三原脩氏ひ孫・豊南2年生エース 7回2失点完投

[ 2012年7月9日 06:00 ]

<豊南・攻玉社>7回を3安打6奪三振の力投を見せた豊南の2年生エース三原

東東京大会1回戦 豊南9―2攻玉社

(7月8日 府中市民)
 打者の狙いを見透かしたような投球は「魔術師」のようだった。故三原脩氏の血を受け継ぐ豊南の2年生エース右腕・三原浩平が、7回2失点完投でチームをコールド勝利に導いた。

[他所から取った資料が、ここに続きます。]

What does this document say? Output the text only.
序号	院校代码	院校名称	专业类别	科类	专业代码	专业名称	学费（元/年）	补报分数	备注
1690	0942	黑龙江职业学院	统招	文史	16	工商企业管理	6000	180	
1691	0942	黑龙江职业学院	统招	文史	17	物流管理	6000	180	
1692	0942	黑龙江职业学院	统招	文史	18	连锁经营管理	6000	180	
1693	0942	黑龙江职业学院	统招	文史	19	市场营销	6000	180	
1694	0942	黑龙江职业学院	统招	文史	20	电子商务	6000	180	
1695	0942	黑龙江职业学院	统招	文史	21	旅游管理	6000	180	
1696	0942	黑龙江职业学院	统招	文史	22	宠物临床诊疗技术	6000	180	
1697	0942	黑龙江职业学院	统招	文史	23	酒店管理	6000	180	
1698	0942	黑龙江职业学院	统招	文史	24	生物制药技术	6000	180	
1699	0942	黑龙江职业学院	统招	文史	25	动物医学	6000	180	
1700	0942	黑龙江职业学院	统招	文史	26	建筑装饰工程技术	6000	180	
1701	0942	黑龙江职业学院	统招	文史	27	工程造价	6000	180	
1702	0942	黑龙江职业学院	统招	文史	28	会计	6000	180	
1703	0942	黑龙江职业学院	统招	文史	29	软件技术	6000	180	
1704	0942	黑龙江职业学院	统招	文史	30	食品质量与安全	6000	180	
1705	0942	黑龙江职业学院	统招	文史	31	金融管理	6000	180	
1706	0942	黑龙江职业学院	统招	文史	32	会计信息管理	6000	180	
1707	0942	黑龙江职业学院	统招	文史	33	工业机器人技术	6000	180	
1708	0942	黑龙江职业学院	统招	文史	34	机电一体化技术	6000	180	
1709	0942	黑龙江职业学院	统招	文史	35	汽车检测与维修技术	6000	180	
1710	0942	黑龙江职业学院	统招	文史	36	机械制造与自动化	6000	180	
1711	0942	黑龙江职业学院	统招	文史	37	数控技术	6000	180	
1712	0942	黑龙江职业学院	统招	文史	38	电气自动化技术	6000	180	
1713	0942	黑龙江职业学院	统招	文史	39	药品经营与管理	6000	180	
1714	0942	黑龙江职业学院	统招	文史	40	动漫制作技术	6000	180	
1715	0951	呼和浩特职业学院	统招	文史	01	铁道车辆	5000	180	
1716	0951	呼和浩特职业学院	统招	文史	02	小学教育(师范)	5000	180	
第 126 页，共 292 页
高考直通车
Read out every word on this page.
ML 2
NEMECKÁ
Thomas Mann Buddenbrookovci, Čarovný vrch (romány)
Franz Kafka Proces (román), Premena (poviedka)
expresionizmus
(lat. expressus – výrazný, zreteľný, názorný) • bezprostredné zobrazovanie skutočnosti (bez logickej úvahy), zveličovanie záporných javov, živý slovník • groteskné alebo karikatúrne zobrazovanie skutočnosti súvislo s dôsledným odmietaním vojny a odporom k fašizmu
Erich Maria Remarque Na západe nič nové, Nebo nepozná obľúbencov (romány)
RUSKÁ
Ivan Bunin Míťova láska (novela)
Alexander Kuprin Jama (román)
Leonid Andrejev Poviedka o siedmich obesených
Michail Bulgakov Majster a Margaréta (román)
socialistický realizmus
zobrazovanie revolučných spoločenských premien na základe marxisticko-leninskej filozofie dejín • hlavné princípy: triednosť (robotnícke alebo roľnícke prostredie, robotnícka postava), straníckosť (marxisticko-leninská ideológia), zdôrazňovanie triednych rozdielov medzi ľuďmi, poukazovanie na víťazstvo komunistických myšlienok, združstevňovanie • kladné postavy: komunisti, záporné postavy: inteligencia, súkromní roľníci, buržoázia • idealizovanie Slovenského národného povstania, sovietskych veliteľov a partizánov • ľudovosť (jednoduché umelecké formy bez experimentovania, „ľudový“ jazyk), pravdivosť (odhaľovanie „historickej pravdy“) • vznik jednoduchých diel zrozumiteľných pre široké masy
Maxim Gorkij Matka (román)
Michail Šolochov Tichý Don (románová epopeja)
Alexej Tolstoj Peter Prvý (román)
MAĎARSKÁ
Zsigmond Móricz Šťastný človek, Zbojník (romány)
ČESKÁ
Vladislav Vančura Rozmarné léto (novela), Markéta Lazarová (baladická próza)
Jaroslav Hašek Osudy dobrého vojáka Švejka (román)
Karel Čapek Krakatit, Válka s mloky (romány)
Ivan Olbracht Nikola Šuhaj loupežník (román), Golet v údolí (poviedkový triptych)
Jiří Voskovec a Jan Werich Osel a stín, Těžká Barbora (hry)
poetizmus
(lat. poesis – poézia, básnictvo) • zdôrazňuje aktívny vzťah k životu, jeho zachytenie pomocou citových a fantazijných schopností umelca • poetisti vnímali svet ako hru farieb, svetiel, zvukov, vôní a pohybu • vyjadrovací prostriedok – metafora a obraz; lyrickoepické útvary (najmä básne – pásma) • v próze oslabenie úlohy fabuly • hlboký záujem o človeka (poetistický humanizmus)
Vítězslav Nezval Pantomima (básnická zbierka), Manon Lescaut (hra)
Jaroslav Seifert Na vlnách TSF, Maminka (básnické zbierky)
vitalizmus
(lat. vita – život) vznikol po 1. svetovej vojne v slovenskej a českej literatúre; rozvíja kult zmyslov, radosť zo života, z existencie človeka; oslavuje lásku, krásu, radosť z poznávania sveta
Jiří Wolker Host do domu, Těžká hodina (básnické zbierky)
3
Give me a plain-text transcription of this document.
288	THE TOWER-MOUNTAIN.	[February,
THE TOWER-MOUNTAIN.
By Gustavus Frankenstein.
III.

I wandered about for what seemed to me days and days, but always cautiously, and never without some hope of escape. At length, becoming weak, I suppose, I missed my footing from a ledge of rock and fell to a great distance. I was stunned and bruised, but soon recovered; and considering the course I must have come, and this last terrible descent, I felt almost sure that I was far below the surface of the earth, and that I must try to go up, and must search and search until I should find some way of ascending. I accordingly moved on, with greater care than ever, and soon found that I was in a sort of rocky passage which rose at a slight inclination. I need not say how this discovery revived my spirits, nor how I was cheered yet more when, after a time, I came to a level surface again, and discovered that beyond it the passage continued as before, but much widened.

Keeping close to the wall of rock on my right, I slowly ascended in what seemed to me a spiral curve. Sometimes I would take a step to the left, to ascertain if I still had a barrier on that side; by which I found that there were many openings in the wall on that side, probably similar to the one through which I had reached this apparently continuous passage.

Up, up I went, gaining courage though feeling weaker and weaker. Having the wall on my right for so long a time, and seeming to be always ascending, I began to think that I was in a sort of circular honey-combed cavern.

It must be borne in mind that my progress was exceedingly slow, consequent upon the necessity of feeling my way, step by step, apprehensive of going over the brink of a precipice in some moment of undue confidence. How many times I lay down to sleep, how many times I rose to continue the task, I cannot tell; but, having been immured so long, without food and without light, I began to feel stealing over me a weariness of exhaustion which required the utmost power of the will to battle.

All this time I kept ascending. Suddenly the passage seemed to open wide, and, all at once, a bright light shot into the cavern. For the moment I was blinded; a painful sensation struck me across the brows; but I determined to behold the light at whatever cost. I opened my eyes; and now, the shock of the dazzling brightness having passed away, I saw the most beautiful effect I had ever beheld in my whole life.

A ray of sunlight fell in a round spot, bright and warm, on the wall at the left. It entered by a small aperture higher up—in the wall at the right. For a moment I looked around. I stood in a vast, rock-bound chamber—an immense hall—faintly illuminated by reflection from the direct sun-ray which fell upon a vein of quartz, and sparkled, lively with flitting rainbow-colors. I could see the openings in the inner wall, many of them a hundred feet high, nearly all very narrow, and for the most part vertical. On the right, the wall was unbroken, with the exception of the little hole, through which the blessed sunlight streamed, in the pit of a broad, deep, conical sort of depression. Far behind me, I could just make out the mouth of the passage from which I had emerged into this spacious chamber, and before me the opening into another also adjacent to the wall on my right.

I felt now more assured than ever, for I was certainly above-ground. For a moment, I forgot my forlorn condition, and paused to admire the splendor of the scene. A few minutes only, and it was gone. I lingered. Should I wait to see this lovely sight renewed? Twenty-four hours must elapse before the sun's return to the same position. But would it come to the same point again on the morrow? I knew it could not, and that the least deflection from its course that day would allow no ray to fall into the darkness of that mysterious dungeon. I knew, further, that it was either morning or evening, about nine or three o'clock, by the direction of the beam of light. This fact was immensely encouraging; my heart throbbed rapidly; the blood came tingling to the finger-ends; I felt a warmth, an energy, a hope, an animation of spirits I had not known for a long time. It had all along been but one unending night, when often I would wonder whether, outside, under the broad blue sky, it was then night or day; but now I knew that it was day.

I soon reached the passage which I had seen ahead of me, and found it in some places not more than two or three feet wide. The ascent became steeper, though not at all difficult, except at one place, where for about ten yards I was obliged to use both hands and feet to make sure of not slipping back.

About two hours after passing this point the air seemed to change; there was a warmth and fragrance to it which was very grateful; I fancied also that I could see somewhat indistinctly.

 「普段の投球をしようと思いました。自分の中では良かったです」。初回に1点を失ったが、2回以降は立ち直った。最速132キロの直球にスライダーを織り交ぜて3安打投球。高校入学前、父親から曽祖父が三原脩氏であることを知らされた。プロ野球界で4度の日本一を成し遂げた名将。58年の日本シリーズでは西鉄の監督として巨人を相手に3連敗から4連勝し、今でも名勝負として語り継がれている。

 「ひいおじいちゃんのことは知っていますけど、意識はしていません。ひいおじいちゃんどうのではなく、自分は野球が好きなので」。三原はそう言って自らの投球に集中したが、やはり偉大な曽祖父から受け継いでいた。野球への情熱である。この夏の目標を聞かれると即答した。「てっぺんまで!」。夢の甲子園に向かって投げ続ける。

 ◆三原 脩(みはら・おさむ)1911年(明44)11月21日、香川県生まれ。享年72。高松中では遊撃手として28年の夏の甲子園に出場し4強。早大では67試合で打率.294をマークしたが結婚を機に中退。34年に大日本東京野球倶楽部(現巨人)の契約1号選手となり通算3年で108試合に出場し打率.226。47年から巨人の監督に就任すると、西鉄、大洋、近鉄、ヤクルトの監督を歴任。西鉄で3度、大洋で1度日本一となった。数々の名采配から「魔術師」と呼ばれた。83年に野球殿堂入り。右投げ右打ち。